Un oscuro y sucio travesti atravesó el parque. Llevaba consigo un cuaderno de Hello Kitty. Lo dejó en un sucio banco. La fuerza de un misil AK42, que estaba de paso pro ahí, hizo que se abriera y pasaran las páginas. En el momento en el que se cerró, una de ellas quedó doblada. De madrugada, una joven recogió el cuaderno, ya que les hacen levantarse prontísimo para dar cuatro tonterías en el colegio. Se llamaba Susana, y era la empollona de clase, e iba de camino hacia el colegio. Cuando el profesor estaba dormido debido al madrugón, el cuaderno empezó a gritar y llamó la atención de él. Lo abrió y, se encontró con que todas las páginas estaban tachadas. Resultó que la última se encontraba doblada con palabras sueltas sin sentido aparente. Los alumnos se preguntaron el porque... y Susana propuso que borraran todo el cuaderno y lo reescribiesen entre todos.
Al al sona el timbre, sólo habían escrito una hoja del libro. Susana al salir vio una señal de tráfico que le resultó llamativa. Decidió situarlo a su lado.
Poco a poco, mucha gente loca continuarían rellenando las páginas del cuaderno, convirtiéndolas en una historia, la historia del gran cuaderno gritón.

Estilo 3

Enrique VIII atravesó el parque. Llevaba consigo un libro de aspecto viejo, la Biblia. De lo coñazo que le resultaba, depositó en un banco. Por casualidad un rastafari pasó al lado y al verla no pudo evitar arrancar una hoja para su verde.

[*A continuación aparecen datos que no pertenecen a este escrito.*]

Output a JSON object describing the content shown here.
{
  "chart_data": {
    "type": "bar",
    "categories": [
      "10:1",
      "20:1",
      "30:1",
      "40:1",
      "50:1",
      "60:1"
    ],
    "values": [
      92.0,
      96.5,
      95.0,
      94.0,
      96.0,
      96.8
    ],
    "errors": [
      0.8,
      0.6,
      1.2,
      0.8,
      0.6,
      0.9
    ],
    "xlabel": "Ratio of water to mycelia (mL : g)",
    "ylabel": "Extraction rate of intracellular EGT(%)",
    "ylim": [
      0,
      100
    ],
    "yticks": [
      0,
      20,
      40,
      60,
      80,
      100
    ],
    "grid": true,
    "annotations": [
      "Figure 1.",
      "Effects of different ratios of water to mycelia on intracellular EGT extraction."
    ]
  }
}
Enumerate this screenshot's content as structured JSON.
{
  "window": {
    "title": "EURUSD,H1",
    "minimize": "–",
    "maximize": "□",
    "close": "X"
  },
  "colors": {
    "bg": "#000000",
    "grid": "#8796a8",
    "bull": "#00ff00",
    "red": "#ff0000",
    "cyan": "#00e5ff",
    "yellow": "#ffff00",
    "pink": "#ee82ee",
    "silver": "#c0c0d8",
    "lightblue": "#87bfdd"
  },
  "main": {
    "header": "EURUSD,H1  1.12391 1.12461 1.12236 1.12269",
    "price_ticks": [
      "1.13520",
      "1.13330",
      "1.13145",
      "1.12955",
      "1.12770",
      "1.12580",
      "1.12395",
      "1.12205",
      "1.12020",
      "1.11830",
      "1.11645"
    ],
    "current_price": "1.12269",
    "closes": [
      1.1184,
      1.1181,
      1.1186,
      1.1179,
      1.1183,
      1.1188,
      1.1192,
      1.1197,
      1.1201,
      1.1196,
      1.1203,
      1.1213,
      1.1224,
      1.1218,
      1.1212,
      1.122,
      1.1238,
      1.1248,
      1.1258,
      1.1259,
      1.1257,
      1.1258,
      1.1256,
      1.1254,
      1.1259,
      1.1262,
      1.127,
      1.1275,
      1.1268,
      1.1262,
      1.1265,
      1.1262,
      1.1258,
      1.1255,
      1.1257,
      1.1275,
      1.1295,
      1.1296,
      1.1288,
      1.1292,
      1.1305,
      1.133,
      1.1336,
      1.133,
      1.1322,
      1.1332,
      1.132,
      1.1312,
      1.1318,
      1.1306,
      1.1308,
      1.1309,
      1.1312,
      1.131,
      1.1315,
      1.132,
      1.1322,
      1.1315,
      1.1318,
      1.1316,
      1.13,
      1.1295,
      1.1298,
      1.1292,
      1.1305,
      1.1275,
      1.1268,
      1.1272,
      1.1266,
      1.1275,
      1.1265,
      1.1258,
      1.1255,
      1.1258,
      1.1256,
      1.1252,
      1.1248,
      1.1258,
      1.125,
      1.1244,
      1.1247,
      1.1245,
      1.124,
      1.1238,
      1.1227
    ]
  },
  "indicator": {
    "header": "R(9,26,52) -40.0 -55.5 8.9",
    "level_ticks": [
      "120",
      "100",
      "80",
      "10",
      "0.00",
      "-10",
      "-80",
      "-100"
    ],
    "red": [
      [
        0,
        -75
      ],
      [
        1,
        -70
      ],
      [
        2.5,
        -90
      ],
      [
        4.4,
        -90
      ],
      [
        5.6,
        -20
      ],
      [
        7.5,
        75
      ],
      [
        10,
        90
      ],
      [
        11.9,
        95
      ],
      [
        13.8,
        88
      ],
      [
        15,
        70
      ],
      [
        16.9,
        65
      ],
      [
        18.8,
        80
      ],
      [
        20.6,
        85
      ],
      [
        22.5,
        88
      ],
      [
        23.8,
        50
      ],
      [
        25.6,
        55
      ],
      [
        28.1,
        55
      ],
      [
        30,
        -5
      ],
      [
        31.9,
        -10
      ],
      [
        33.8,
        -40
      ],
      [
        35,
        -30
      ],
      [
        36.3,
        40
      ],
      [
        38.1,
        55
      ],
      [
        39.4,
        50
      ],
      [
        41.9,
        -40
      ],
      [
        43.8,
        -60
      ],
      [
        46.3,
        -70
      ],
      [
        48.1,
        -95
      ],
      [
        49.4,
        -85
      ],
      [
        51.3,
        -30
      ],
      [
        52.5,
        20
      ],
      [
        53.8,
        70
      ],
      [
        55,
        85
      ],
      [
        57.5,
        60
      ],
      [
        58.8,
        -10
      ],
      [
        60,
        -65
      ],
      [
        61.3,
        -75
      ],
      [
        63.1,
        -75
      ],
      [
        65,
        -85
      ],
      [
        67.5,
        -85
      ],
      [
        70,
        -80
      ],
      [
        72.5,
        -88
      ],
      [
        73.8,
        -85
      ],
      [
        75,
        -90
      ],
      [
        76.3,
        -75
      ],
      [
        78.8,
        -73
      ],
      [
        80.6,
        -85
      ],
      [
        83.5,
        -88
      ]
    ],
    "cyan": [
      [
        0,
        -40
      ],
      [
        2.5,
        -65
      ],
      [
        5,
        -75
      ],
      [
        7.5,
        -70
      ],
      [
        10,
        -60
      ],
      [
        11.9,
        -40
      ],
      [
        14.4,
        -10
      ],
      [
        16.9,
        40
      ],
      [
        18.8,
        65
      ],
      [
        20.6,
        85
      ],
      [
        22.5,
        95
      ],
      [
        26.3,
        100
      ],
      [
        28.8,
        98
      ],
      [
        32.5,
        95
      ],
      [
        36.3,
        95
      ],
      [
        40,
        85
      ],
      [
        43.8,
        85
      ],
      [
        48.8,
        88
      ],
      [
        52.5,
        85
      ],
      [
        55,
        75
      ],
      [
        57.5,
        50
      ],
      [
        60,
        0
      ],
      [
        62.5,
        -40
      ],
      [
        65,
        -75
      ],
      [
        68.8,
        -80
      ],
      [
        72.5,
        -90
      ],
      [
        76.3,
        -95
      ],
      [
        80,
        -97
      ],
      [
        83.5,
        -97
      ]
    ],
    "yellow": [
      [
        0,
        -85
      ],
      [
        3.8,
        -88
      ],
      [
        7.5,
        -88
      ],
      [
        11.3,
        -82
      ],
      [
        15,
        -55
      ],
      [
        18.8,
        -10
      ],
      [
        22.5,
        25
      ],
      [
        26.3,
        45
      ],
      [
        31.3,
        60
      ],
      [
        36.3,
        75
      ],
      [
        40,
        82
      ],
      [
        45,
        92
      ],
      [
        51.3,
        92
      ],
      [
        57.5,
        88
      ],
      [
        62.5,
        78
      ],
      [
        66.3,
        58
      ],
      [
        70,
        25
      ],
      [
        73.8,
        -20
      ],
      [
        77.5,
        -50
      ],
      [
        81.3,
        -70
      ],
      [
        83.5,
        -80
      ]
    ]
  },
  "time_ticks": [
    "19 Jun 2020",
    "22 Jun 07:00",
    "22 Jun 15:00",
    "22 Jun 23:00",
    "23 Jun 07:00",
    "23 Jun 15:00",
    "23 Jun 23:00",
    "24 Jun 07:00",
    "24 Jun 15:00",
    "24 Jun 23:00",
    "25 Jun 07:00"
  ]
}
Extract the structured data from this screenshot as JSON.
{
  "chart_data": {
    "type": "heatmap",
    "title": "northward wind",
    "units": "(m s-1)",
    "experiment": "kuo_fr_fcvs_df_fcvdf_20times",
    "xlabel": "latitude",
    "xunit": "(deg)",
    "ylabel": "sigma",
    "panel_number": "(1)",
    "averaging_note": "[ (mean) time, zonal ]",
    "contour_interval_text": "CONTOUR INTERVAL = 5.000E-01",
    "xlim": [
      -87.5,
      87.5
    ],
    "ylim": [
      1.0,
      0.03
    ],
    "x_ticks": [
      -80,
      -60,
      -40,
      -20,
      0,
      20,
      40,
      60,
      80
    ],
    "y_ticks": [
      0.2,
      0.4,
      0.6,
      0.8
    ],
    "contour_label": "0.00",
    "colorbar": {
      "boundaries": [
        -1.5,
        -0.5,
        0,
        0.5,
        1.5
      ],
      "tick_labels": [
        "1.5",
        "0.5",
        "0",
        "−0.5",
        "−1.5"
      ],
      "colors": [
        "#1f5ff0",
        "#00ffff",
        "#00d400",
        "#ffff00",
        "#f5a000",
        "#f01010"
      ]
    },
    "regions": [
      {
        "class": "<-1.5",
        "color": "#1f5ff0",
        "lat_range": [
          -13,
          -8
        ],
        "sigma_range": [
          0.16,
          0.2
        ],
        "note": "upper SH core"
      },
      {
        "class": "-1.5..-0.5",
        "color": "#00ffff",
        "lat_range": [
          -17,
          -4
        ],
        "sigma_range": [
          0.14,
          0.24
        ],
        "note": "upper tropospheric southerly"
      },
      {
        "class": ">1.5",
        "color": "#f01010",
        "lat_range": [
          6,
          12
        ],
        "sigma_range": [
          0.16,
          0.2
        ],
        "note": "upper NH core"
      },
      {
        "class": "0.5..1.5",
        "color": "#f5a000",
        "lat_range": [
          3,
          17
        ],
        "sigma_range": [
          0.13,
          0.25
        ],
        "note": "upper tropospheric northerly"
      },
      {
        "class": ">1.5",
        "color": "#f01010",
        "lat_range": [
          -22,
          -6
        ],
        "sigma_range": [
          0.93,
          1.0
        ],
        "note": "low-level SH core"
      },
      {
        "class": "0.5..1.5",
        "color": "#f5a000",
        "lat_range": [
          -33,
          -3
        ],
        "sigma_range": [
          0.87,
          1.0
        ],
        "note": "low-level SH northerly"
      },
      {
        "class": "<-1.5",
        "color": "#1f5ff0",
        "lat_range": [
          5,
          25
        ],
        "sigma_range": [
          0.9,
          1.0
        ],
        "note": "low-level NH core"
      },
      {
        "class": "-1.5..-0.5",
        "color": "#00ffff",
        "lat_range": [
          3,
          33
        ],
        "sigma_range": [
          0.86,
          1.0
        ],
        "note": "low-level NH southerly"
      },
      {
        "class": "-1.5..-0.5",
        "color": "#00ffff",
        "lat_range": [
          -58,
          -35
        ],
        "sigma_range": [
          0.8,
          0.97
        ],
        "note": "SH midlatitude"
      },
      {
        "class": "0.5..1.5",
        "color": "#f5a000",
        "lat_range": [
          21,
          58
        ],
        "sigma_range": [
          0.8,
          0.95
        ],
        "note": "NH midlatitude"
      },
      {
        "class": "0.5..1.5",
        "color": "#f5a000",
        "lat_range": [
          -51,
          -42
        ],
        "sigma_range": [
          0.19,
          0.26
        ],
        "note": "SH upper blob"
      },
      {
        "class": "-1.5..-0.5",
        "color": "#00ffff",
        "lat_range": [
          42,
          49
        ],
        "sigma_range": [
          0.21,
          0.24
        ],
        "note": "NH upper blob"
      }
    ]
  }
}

Por la mañana, una pokera de 23 años la recogió porque le llamó la atención sus portada de oro. Se llamaba la Yoli e iba de camino hacia el colegio. Mientras el profesor enseñaba a sumar, Yoli arrancaba todo lo que parecía oro del libro y lo tiró llamando la atención del profesor. Lo abrió y, para su sorpresa, faltaban todas las letras del título, cosa que no le extrañó, y la hoja arrancada. Al ver esto el profesor castigo a todos los alumnos a reescribir la biblia entera, ya que le parecía una herejía dejar una Biblia en ese estado, desde los alumnos mas pequeños, de 10 años, a la mayor de 23.
A las cinco horas Yoli no podía más, y decidió coger el libro y escaparse igual que lo había hecho de su correccional. A la salida dejó la Biblia al lado del contenedor más cercano.
Poco a poco diferentes pokeros serían castigados pos sus profesores de primaria a restaurar el Libro Sagrado.